STANDING IN TIME – LEMI PONIFASIO

10/07/2017

J’arrive, le tas de pierre, la lapidation, l’immobilité des femmes, les chants, les chœurs. 

Rien ne bouge, à peine leurs lèvres. J’ai l’impression qu’elles ne vont jamais bouger.

Mais elles finissent par se lever. Et elles marchent lentement. Tellement lentement.

Il ne se passe rien que je comprenne. Je n’entends rien que je comprenne.

Aucun sur titrage ne vient traduire les mots chantés.

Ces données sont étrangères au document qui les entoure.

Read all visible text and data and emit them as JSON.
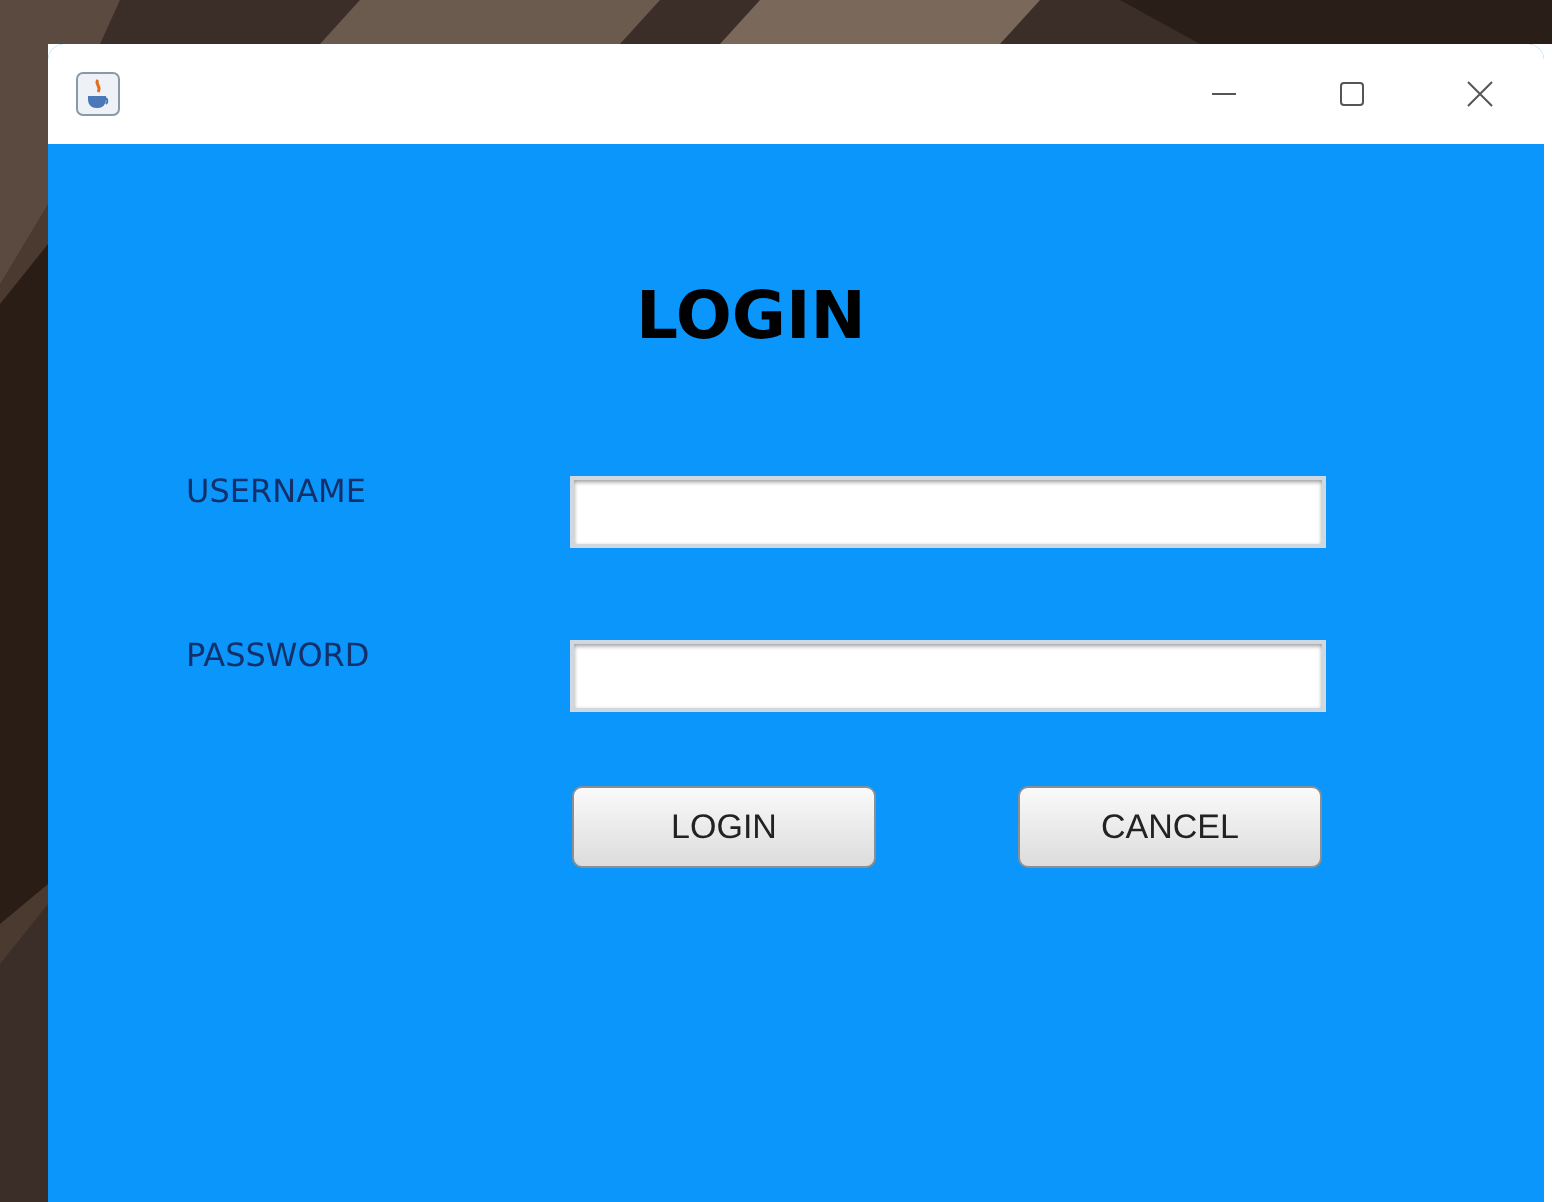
{
  "window": {
    "title_bar": {
      "buttons": [
        {
          "kind": "minimize"
        },
        {
          "kind": "maximize"
        },
        {
          "kind": "close"
        }
      ]
    }
  },
  "heading": "LOGIN",
  "fields": [
    {
      "label": "USERNAME"
    },
    {
      "label": "PASSWORD"
    }
  ],
  "buttons": [
    "LOGIN",
    "CANCEL"
  ]
}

Cette balle banche jonglée, j’apprends plus tard qu’elle se nomme Poï.

Cette danse de la dame blanche, agressive, menaçante. Haka ?

Une main sur le visage, l’autre tendue tenant la balle blanche. Justice ?

La danse effrénée des gestes répétés. Le quotidien ?

©Audrey Scotto

Puis arrive la mort. Le sang coule sur le visage, venu de nulle part.

Les rites, les cérémonies. Chants et danses macabres.

Rien que je ne comprenne. Mon esprit travaille et imagine tout.

Mais les femmes

Toujours les femmes

Toujours plus fortes

Toujours plus grandes et plus belles

Elles se battent, combattent, résistent.

Mais contre quoi ?

Les victimes de bourreaux invisibles

Les grands absents de la scène

Les oubliés de leur propre crime

Ce crime toujours pas dénoncé

Jamais pris à la racine

Toujours tu

On se tue à nous montrer les femmes qui se battent contre l’injustice, la violence. Comme si elles étaient elles-mêmes la source de cette violence. Aucun homme responsable.

La lumière grandiose participe à développer l’imaginaire entre le néon qui aveugle et le noir qui obscurcit. Les femmes se déplacent dans le noir pour donner à voir ou pour cacher. Leur visage est froid, impassible, inexpressif. Jusqu’au salut.